Unfortunately, despite an array of 9 to 11 main
characters and several others who’ve appeared in several episodes, there were
no LGBT characters in the whole season. Goo-zombies ate the LGBT people first
again.
I am really looking forward to season 2. I said in the
beginning of this season that the show would get very old if all the action
remained confined to the Arctic lab… they drew it out but we have done what I
predicted - and hoped
Do we have all the answers from season 1? No – but I think we have enough. A lot of mystery programmes make the mistake of dragging out the mystery for far too long (it was Cult’s downfall) without any answers. I think Helix has struck a really excellent balance between answering questions (Sergio, Hiroshi, the Silver eyes) while leaving several questions to come (what does Ilaria want? How?) and raising some new ones (Julia in charge?
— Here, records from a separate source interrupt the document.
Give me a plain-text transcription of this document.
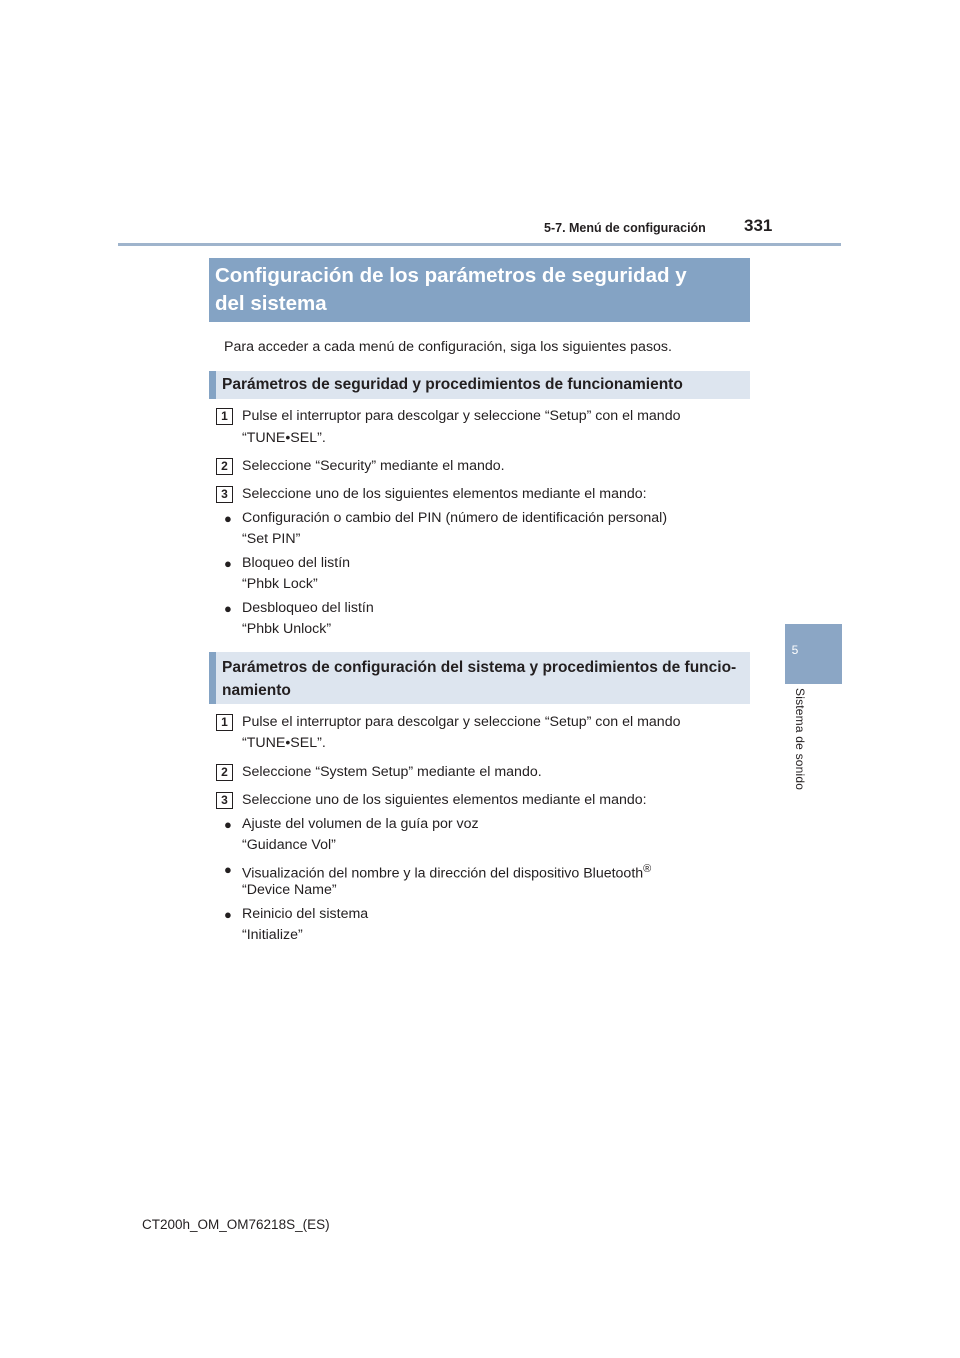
5-7. Menú de configuración 331
5
Sistema de sonido
Configuración de los parámetros de seguridad y
del sistema
Para acceder a cada menú de configuración, siga los siguientes pasos.
Parámetros de seguridad y procedimientos de funcionamiento
1 Pulse el interruptor para descolgar y seleccione “Setup” con el mando
“TUNE•SEL”.
2 Seleccione “Security” mediante el mando.
3 Seleccione uno de los siguientes elementos mediante el mando:
● Configuración o cambio del PIN (número de identificación personal)
“Set PIN”
● Bloqueo del listín
“Phbk Lock”
● Desbloqueo del listín
“Phbk Unlock”
Parámetros de configuración del sistema y procedimientos de funcio-
namiento
1 Pulse el interruptor para descolgar y seleccione “Setup” con el mando
“TUNE•SEL”.
2 Seleccione “System Setup” mediante el mando.
3 Seleccione uno de los siguientes elementos mediante el mando:
● Ajuste del volumen de la guía por voz
“Guidance Vol”
● Visualización del nombre y la dirección del dispositivo Bluetooth®
“Device Name”
● Reinicio del sistema
“Initialize”
CT200h_OM_OM76218S_(ES)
Is Alan in a resistance movement?) and even leaving a real question about who lived or died in the explosion.
But things this show needs to get right in season 2: Less
SCIENCE! as an explanation – make things make sense. That also means less
convenient items like sonic canons or freeze-gas sprayers or CONSTANCE’S
FREAKING HEAD that was supposed to be in storage suddenly being available. And
TRY to make Alan more compelling and less like a dull alpha male stereotype.